Витя закусил внутреннюю сторону щеки, а, когда Аня с комода соскочила, на пол опускаясь, поцеловал её снова. На этот раз — украдкой, словно их застукать кто мог в её пустой квартире. Князева едва успела понять, что Пчёлкин опять наклонился, губами к ней прижался, так Витя сразу ушёл. Толкнул дверь, не запертую на замок, обернулся на самом пороге.
Не позволил девушке серьёзным взглядом себя проводить. Напоследок он Ане подмигнул озорно — примерно так же, как день её прилёта в Москву — и только потом вниз по лестнице поспешил, уже продумывая, какими лучше дорогами проехать, чтобы к «Курс-Инвесту» приехать в срок.
Анна осталась в квартире. Заперла дверь и сразу же прижалась к ней лопатками, едва ли в состоянии стоять твёрдо на ногах. Она моргнула тяжело, словно события последних десяти минут обухом по голове её огрели, оглянулась по сторонам.
Князева зацепилась взглядом за стопку книг с иностранной классикой, корешки которых, вероятно, успели пропахнуть сигаретами Пчёлкина.
Бабочки в её животе с некой осторожностью взмахнули крыльями, выходя, наконец, из долгой спячки.
1991. Глава 10
Остаток четверга Анна проводила за чтением «Похитителей», подгоняя себя новыми книгами, которые ждали её на полке и звали всё к себе, приглашая, наконец, погрузиться в них с головой.
А пятницу Князева сидела, как на иголках, почему-то став уверенной, что с ней Пчёлкин попытается встретиться.
Приедет, как-то свяжется, и они проведут время вместе. Возможно, поедут на Патриаршие пруды, где около семидесяти лет назад гулял, вдохновляясь на написание «Мастера и Маргариты», Булгаков, а, может, по Арбату гулять направятся. Или, наоборот, уедут куда-нибудь за черту города, попивая чай из термоса и возвращаясь поздно ночью, слушая «Savage».
Только вот последний рабочий день в неделе прошел в одиночестве, которое Князева старательно пыталась убить компанией главных героев романа Буссенара. Девушка страницы перелистывала, но понимала, что не смогла бы и строки даже на родном языке прочитать, что уж было говорить про чужой; прямо на её глазах французские конструкции распадались на бессвязные слова, а те, в свою очередь, разбивались на буквы.
Анну тошнило.
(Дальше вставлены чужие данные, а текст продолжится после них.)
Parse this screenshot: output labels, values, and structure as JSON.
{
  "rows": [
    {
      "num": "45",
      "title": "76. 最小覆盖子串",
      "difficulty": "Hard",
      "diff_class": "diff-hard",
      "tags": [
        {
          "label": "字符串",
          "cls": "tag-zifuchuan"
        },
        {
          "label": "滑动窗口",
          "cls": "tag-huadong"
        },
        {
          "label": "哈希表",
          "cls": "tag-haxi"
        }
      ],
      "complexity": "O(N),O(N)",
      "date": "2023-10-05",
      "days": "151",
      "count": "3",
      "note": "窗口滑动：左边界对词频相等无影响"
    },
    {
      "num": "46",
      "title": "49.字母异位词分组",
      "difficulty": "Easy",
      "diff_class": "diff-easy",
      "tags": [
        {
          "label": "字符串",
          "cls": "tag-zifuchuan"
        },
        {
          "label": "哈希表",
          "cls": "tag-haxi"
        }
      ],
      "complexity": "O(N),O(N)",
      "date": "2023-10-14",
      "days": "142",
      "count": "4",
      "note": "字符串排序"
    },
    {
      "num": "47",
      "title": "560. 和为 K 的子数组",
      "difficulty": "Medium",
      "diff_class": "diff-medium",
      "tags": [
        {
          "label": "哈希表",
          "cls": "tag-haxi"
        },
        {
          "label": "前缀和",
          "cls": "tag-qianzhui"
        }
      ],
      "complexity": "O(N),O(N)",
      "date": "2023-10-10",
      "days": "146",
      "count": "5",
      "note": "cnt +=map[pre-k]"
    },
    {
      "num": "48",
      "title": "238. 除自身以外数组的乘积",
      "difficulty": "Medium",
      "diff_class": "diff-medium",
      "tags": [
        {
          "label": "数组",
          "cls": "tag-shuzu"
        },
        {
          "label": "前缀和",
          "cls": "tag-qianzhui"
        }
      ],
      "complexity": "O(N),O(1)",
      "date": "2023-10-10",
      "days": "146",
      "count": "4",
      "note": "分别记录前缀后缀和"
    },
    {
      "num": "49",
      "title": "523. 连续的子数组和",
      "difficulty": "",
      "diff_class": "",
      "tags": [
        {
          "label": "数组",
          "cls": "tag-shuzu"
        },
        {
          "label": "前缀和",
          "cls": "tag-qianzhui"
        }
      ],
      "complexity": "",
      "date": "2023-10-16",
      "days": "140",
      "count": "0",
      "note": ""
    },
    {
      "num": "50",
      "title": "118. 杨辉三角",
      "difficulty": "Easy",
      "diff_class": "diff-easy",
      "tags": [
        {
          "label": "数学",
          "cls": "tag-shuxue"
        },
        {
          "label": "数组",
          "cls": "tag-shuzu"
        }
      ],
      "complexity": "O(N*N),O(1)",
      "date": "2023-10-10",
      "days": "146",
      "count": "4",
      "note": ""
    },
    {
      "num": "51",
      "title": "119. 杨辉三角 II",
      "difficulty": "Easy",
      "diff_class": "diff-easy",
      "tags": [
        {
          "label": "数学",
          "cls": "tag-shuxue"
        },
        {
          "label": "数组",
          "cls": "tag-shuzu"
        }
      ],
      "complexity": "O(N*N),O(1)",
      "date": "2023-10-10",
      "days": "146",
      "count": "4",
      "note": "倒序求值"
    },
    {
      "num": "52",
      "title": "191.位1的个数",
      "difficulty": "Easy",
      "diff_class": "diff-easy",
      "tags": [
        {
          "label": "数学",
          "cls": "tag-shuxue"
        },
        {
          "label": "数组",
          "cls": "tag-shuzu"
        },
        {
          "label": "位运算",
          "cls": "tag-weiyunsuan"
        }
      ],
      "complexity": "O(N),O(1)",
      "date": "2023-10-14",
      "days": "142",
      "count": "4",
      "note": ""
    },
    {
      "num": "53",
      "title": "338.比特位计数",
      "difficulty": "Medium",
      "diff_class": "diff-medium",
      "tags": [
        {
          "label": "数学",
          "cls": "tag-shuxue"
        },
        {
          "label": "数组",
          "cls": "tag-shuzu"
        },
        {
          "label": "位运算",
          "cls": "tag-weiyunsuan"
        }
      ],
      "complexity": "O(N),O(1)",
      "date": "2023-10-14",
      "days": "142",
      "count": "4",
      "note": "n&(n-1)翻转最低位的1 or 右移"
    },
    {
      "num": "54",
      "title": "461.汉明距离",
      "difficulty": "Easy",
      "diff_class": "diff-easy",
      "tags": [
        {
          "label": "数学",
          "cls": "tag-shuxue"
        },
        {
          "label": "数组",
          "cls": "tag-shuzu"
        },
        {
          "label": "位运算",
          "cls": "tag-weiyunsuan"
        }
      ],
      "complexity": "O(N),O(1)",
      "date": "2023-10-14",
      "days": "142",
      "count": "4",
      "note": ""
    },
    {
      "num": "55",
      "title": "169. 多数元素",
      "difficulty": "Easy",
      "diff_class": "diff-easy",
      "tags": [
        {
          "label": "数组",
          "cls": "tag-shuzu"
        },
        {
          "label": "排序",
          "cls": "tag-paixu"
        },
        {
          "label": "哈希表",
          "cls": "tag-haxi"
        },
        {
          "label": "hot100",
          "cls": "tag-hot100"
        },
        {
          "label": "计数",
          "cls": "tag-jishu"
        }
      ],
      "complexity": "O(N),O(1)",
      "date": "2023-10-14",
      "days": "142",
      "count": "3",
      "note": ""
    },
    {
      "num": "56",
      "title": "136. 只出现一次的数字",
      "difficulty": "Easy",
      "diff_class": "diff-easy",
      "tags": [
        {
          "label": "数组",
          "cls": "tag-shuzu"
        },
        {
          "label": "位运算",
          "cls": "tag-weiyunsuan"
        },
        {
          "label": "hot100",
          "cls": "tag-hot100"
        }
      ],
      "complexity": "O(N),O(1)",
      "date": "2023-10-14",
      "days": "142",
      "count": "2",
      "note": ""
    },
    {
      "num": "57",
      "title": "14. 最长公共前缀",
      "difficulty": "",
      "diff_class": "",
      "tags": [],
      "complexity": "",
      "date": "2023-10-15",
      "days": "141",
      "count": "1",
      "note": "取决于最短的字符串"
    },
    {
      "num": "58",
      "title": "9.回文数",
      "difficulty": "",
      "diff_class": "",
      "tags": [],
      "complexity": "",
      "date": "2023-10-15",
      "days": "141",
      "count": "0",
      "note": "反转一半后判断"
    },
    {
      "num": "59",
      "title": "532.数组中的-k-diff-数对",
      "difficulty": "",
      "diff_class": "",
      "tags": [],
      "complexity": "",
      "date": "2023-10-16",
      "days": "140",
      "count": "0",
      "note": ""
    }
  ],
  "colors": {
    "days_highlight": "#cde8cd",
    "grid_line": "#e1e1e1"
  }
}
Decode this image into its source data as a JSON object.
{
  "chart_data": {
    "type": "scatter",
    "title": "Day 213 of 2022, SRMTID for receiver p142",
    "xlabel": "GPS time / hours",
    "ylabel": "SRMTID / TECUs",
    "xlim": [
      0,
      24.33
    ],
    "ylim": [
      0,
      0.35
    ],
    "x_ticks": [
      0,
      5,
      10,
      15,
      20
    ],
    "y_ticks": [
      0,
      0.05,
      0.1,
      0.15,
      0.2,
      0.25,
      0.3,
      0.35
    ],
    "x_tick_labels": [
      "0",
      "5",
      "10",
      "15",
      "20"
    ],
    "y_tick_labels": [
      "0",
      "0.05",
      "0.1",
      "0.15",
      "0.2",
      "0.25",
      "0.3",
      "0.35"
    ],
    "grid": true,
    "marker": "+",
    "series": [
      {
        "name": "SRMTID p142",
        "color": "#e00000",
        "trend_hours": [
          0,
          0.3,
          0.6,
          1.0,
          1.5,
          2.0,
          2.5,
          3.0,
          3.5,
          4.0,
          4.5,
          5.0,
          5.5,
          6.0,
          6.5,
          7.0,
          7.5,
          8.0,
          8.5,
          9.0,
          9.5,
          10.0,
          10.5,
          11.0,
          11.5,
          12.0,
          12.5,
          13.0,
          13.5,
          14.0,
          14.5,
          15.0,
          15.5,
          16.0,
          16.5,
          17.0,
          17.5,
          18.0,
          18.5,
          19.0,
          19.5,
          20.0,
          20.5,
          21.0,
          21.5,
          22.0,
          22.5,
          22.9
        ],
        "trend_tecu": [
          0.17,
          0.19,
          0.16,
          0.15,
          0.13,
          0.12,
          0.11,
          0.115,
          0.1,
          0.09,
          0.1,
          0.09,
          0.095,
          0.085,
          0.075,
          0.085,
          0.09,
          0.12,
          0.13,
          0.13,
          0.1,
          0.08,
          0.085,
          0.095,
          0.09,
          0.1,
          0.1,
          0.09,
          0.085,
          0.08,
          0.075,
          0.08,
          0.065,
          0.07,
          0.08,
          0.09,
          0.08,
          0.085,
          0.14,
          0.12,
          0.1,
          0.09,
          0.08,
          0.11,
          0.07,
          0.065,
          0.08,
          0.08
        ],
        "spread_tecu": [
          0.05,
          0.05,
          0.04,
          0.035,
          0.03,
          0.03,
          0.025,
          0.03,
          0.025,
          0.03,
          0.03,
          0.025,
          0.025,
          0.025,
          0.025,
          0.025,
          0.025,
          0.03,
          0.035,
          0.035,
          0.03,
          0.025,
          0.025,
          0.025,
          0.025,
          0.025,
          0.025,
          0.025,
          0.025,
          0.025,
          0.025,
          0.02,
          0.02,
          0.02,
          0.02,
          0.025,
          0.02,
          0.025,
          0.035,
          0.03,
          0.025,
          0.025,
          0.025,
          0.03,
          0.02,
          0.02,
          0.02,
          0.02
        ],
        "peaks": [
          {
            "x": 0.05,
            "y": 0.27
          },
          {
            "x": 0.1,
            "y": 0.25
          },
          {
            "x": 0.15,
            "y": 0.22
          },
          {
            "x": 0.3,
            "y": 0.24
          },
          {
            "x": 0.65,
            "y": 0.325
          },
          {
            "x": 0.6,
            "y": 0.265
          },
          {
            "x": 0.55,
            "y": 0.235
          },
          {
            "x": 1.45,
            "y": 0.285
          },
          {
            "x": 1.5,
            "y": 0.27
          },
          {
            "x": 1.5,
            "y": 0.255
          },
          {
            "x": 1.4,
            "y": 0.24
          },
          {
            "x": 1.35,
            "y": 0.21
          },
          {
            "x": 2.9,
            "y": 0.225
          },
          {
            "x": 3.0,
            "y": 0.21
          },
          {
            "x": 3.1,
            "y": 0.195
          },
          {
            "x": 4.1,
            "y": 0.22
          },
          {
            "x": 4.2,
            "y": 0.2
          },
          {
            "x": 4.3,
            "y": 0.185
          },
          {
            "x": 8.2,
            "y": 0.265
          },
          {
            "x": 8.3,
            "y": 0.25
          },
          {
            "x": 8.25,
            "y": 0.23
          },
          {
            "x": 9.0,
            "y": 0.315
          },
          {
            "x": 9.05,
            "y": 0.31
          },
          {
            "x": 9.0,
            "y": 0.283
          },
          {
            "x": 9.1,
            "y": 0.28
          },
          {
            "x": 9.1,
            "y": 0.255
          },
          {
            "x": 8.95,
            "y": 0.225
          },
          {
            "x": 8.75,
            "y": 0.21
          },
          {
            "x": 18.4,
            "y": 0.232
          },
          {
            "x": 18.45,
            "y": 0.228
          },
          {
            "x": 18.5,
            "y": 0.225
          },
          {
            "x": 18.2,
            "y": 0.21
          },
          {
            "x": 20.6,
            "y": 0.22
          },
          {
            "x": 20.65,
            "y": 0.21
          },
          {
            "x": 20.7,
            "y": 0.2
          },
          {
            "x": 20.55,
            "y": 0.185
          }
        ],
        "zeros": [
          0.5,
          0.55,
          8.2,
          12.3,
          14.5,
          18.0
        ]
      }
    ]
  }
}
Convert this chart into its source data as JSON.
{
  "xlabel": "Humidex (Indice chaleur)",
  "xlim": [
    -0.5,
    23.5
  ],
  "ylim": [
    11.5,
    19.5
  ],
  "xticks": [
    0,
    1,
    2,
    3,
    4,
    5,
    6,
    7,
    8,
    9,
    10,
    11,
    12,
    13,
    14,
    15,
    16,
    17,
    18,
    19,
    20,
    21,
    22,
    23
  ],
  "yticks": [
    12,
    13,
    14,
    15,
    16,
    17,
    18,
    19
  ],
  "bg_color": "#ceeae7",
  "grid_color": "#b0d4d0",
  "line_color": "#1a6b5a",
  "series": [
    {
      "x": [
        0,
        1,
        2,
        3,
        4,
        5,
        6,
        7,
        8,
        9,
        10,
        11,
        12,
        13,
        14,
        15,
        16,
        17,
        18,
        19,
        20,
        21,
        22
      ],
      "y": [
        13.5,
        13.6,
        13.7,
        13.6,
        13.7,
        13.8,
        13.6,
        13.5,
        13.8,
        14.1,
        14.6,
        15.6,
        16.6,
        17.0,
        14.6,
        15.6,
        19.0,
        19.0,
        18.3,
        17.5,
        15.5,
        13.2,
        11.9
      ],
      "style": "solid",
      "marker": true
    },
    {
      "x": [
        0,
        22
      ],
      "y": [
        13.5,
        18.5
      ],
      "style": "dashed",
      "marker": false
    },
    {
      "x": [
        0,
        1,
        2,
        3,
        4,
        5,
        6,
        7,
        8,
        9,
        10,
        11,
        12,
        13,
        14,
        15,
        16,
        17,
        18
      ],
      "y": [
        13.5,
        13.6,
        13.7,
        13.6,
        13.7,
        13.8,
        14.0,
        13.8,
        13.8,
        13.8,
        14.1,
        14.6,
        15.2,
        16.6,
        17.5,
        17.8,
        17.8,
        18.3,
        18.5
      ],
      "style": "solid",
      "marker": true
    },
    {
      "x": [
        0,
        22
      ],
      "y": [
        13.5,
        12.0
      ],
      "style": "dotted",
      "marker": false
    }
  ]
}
Она пыталась отогнать мысли дурные, себе утверждая, что Пчёлкин может быть занят — «да и не обязан он с ней всё свободное время проводить, у него своих дел полно может быть…». Только все эти доводы казались неубедительными по сравнению с шепотом вдруг пробудившейся неуверенности, что так и шипела змеей, чёртовой анакондой, какую Князева в глаза ни разу не видела:
«Ты слишком многого захотела. Не думала, что ли, что Витя от скуки всё это затеял? Ведь ты ему отказала. Вдруг принципиально ему стало твоего расположения добиться? Добиться, а потом откинуть…»
«Что, думаешь, ты вся такая из себя? Единственная, неповторимая и непревзойденная ни одной другой московской девчонкой? П-хах, глупая Князева!..»
Девушка закрывала уши, словно думала, что не услышит так мыслей своих, но это не помогало особо. Стены гостиной от молчания, бесцельного сидения в квартире будто сужались; её волнами захлёстывала тоска. Отчего-то ещё Аня в голове своей и сталкивалась с попытками Пчёлкина как-то оправдать, и попытки эти быстро разбивались морской пеной о злость на Витю, что как сквозь воду канул, на саму себя.
И так по кругу…
Анна захлопнула книгу, когда осознала, что один и тот же абзац уже трижды читала, но никак не могла понять, о чем там думал Сэм Смит, под каким углом держал кирку и для чего вообще полез в пещеру с драгоценными камнями. За окном её спальни уже давно стемнело, только фонари от козырька подъезда свет отражали. Часы в ночных сумерках едва ли можно было разглядеть.